I had spent three hours that morning on my circular drive rollerblading and upon emerging from the shower my phone rang. It was my daughter who told me to put the TV on and we wondered if it was the beginning of the end of the world.
It wasn’t dark yet, but it was getting there fueled by politicians and pundits calling for revenge; but in my inner ear I heard Bob from “SHOT OF LOVE” and then this verse from the Hebrew Scriptures welled up from within: “The Lord has said that he would dwell in thick darkness.” – II Chronicles 6:1
The year before Dylan released “Modern Times” I had ‘christened’ my first website WeAreWideAwake.org after my first of 8 trips to both sides of The Wall because I had woken up to some brutal reality and facts on the ground The Media was not reporting and the US Government was sustaining by way of policies and by providing Israel with over 3.1 billion USA tax payers dollars annually to continue an illegal occupation of Palestine.

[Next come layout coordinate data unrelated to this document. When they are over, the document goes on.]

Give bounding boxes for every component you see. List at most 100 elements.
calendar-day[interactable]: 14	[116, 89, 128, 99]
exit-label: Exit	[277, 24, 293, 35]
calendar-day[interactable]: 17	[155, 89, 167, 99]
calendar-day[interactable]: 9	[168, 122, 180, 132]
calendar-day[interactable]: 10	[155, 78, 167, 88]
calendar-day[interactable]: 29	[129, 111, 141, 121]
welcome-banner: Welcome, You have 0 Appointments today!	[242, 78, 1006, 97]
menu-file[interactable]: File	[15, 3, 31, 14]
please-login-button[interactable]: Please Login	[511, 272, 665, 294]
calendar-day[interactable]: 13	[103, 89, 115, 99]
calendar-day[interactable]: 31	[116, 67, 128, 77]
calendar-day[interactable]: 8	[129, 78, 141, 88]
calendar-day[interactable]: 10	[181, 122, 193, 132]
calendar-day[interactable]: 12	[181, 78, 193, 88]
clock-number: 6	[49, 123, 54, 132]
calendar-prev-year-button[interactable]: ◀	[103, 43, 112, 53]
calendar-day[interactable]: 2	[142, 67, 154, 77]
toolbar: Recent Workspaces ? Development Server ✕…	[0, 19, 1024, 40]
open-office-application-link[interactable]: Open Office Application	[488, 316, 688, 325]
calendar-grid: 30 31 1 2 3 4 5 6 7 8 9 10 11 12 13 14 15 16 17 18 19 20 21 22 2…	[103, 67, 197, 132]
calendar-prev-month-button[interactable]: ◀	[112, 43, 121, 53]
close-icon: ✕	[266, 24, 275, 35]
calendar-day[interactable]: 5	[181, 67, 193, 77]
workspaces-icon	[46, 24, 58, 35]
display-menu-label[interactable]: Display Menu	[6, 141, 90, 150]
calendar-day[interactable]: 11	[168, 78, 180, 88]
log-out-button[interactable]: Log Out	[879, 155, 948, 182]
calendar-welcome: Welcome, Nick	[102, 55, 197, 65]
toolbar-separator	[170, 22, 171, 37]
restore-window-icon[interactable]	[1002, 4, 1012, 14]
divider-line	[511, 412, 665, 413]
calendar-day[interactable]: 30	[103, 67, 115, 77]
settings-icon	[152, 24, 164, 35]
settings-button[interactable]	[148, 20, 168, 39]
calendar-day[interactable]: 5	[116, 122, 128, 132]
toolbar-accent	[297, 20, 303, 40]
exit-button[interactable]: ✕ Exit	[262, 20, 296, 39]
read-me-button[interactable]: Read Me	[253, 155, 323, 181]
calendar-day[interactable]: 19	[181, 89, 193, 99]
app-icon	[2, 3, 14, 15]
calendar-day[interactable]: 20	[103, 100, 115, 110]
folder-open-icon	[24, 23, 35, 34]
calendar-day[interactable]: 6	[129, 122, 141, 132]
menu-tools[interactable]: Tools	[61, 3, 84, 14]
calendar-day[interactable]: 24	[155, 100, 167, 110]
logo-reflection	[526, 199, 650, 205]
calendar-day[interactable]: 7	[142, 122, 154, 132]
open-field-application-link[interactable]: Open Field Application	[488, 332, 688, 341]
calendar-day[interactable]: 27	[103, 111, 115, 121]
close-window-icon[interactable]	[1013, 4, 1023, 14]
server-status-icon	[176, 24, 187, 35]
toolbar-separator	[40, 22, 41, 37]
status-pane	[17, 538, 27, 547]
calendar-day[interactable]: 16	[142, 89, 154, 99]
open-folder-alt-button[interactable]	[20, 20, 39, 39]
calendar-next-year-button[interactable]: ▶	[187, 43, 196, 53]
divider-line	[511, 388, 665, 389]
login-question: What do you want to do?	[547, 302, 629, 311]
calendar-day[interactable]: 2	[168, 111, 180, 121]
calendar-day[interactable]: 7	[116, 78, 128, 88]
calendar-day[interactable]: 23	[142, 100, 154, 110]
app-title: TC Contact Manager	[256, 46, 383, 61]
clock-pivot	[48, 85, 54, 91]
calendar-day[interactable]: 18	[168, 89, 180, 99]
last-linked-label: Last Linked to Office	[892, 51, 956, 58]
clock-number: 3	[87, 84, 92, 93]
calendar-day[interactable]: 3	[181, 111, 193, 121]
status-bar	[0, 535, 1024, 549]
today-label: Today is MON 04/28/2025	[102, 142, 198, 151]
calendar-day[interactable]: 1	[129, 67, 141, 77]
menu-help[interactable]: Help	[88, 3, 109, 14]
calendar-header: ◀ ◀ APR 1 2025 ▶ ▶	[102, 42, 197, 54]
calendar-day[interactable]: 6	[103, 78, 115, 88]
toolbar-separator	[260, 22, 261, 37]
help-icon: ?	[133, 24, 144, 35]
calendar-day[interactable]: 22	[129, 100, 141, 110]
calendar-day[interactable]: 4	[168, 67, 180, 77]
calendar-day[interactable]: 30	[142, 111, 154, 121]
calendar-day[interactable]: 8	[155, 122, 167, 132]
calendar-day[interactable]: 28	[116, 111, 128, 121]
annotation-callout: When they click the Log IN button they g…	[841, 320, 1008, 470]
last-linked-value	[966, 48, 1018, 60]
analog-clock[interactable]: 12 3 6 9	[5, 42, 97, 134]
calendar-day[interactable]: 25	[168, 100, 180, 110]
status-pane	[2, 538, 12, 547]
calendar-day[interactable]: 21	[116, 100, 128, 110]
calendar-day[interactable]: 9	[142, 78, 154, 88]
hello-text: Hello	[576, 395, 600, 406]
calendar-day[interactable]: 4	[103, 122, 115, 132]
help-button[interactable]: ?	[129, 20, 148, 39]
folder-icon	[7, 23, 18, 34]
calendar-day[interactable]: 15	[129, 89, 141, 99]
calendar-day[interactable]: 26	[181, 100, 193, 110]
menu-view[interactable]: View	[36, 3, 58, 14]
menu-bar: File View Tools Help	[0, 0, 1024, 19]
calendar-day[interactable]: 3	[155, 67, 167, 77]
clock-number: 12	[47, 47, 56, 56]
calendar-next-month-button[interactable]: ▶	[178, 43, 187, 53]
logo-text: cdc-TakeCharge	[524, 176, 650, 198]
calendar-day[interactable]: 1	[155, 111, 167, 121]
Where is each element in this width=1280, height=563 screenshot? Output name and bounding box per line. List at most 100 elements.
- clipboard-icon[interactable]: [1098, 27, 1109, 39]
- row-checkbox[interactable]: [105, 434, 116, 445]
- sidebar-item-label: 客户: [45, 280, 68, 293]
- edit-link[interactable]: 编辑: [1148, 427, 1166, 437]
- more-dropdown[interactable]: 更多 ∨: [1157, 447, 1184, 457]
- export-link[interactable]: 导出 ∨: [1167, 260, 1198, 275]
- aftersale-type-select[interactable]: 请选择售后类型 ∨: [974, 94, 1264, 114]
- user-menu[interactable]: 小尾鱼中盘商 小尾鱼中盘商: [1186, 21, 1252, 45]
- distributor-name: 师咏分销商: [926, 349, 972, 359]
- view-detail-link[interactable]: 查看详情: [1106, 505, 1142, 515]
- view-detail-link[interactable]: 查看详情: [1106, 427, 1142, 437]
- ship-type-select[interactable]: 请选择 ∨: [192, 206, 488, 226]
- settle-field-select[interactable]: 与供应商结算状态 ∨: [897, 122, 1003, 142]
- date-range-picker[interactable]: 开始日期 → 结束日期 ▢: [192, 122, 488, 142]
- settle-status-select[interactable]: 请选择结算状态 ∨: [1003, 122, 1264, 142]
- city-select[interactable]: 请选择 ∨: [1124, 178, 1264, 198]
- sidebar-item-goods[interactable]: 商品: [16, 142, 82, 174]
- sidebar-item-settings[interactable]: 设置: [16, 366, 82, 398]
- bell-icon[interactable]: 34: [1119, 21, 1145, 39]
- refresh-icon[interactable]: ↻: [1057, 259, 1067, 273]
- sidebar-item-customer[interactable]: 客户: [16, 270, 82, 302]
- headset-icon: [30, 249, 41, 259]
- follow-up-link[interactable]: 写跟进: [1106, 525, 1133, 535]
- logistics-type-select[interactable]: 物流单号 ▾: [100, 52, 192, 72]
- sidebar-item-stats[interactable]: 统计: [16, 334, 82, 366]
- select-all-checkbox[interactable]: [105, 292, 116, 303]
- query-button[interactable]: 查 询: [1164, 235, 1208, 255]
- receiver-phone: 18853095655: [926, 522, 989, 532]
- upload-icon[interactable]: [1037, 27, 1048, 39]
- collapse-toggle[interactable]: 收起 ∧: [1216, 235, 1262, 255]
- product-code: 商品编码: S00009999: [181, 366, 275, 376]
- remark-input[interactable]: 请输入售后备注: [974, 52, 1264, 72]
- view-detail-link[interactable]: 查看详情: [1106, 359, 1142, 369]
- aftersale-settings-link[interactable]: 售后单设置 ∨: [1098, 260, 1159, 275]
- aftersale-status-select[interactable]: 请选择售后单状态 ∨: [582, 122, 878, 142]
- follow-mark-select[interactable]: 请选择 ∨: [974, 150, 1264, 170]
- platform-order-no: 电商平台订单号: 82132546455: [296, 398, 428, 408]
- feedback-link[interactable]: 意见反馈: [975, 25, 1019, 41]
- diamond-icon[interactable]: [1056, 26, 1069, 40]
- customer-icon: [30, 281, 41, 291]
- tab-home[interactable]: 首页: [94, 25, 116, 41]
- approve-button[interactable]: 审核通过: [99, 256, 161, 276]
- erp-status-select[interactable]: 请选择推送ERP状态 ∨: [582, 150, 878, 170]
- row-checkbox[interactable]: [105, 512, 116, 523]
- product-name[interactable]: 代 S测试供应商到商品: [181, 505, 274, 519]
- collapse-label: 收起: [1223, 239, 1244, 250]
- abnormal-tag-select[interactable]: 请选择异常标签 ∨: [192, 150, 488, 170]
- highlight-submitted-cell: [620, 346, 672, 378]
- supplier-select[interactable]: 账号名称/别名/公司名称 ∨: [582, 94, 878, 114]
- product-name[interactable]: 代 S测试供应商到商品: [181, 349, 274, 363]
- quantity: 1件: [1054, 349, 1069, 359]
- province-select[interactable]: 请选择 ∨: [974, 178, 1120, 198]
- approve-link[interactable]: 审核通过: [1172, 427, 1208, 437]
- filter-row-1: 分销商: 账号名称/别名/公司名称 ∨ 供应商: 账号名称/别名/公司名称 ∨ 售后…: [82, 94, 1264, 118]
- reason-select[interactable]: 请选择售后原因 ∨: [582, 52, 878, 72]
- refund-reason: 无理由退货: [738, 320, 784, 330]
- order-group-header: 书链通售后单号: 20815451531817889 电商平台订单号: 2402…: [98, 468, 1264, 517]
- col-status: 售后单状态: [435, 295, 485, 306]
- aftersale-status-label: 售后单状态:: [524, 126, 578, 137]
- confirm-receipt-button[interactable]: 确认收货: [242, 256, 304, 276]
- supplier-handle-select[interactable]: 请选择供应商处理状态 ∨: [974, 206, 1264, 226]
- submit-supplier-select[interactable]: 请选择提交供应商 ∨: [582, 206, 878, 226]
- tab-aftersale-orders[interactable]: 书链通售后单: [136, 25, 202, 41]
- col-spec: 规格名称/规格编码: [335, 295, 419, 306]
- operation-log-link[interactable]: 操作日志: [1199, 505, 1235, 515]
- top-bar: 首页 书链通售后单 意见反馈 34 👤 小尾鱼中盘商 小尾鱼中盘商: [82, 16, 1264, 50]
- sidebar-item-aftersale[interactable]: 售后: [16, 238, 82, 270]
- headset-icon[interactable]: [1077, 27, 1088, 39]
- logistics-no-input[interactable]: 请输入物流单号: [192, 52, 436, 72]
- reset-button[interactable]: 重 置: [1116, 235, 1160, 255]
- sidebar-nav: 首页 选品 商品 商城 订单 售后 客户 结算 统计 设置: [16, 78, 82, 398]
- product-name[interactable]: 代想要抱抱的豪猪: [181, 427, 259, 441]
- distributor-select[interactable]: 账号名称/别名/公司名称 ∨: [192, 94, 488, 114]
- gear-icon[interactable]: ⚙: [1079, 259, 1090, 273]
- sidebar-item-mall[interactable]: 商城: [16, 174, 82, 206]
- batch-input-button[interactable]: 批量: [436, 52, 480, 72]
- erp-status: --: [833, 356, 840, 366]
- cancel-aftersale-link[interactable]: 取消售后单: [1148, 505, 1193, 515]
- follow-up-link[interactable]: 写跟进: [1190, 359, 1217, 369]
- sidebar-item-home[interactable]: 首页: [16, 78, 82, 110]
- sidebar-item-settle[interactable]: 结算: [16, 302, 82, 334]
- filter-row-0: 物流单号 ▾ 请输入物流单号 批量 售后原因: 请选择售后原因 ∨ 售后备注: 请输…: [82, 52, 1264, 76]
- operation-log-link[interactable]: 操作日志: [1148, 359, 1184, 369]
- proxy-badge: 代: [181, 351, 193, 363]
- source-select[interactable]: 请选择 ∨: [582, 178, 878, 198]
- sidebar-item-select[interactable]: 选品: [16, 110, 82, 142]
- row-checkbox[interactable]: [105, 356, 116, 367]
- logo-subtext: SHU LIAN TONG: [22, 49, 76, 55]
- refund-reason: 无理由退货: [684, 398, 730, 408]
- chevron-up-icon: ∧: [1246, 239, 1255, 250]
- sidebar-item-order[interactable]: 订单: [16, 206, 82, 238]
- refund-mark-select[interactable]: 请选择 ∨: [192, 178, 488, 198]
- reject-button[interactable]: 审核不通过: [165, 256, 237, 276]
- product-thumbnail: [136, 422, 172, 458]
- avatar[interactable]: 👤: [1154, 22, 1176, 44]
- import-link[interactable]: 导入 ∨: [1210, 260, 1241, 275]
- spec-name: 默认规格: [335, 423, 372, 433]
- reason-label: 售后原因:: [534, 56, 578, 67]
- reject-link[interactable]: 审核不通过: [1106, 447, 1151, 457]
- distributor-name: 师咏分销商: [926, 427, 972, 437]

The first time I played “Modern Times” the usual tingle to my bones was more of a jolt as Bob crooned:
“If it keeps on raining, the levee’s gonna break, If it keeps on raining, the levee’s gonna break, some people are still sleeping, some people ARE WIDE AWAKE”
No matter to me what Dylan’s politics or religion may be but because his music— in fact all Music keeps us forever young, I will always stay close to Bob and Frank who will always be forever young.